Questi mostri hanno il muso largo ed ottuso e la mascella inferiore assai più sporgente della superiore, con settecento fanoni neri, lucenti invece di essere variegati e due pinne dorsali bene sviluppate, diritte, separate l’una dall’altra e di forma triangolare. La loro pelle non è nera lucente a riflessi d’acciaio, bensì grigio-verdastra, mentre sui fianchi diventa bianco- argentea.

— Che corpaccio! – esclamò Mac-Doil, facendo un movimento istintivo per ritirarsi.

– Se viene ad urtarci ci fracassa.

— Non oserà assalirci – rispose Orloff. – Abbiamo uno sperone capace di tagliarla in due o di sfondarle il cranio.

— Tuttavia fa un certo senso che chiamerei vera paura.

— Lo credo, MacDoil.

Il colosso pareva però che non avesse ancora scorto il battello.

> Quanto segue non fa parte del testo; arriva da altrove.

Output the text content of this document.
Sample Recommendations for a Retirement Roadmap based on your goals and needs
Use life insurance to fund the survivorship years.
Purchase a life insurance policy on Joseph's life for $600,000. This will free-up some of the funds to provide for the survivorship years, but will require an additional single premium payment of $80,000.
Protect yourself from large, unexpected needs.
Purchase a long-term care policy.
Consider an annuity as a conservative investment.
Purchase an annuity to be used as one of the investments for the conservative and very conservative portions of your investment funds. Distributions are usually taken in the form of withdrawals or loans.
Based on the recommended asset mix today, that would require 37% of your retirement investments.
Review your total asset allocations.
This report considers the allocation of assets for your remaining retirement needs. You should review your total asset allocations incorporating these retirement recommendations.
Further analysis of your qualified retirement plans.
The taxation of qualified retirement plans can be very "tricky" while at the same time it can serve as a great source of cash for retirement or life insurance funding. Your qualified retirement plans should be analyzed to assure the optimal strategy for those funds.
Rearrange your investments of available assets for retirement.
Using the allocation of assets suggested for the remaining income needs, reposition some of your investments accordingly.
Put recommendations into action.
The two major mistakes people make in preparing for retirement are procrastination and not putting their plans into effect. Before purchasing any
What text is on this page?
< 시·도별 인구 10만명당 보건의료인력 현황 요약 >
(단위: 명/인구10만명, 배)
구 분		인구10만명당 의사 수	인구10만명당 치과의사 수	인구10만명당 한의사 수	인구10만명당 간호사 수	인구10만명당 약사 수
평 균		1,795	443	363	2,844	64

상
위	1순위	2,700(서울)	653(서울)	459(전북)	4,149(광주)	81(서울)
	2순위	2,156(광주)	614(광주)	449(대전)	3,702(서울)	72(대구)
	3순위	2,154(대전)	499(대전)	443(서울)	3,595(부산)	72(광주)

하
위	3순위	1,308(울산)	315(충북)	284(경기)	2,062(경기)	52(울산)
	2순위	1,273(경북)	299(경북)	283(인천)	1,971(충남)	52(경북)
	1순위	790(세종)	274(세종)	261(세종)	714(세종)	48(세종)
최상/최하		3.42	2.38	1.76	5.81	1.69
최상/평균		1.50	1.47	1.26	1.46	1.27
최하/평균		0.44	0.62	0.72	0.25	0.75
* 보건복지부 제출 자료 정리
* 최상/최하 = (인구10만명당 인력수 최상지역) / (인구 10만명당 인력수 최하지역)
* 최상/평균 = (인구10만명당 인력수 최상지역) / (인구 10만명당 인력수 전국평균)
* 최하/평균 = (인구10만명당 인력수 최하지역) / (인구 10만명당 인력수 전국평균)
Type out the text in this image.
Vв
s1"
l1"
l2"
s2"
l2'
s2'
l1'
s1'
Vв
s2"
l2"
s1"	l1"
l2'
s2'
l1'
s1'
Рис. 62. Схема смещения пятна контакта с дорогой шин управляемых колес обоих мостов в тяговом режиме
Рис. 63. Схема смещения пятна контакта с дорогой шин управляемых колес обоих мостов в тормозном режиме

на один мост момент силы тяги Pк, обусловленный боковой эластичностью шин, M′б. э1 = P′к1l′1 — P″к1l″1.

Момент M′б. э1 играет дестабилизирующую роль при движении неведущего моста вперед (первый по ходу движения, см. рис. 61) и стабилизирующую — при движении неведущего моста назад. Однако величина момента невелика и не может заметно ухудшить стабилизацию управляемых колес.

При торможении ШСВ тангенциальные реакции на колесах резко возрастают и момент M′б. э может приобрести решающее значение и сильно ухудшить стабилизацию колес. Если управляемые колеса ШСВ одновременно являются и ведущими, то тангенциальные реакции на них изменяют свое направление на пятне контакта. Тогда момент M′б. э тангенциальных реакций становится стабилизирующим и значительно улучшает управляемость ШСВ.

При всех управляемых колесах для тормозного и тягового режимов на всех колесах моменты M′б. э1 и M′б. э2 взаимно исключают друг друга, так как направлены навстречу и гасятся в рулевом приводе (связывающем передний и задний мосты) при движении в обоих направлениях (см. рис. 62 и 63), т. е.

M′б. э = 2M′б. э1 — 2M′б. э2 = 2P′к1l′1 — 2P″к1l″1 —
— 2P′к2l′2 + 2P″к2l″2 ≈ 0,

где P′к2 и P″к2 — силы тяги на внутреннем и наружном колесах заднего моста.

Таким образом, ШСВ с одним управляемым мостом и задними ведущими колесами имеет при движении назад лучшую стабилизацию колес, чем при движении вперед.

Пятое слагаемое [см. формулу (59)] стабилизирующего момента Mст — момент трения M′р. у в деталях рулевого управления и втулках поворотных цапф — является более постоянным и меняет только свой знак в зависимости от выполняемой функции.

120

Nuotava lestamente abbassando ed alzando la coda ed apriva la sua enorme bocca, che era larga almeno due metri e mezzo ed alta un po’ di più, assorbendo l’acqua che era forse carica di quei granchiolini minuscoli, del diametro di due millimetri, che costituiscono la così detta zuppa delle balene e che vengono chiamati boete.

Ad un tratto però s’avvide della presenza del battello. S’arrestò di colpo guardandolo coi suoi occhi piccoli ed intelligenti, lanciò in aria un getto di vapore un po’ denso ed agitò le pinne e la coda manifestando una certa inquietudine.

Parve che per un momento la curiosità la vincesse, poiché si slanciò innanzi sollevando una grande ondata, poi si fermò subito e si lasciò calare a picco, formando alla superficie una specie di vortice.

– Buon viaggio – le gridò Mac-Doil che era più soddisfatto di vederla scomparire che di osservarla più da vicino. – Con simili colossi è meglio tenersi lontani.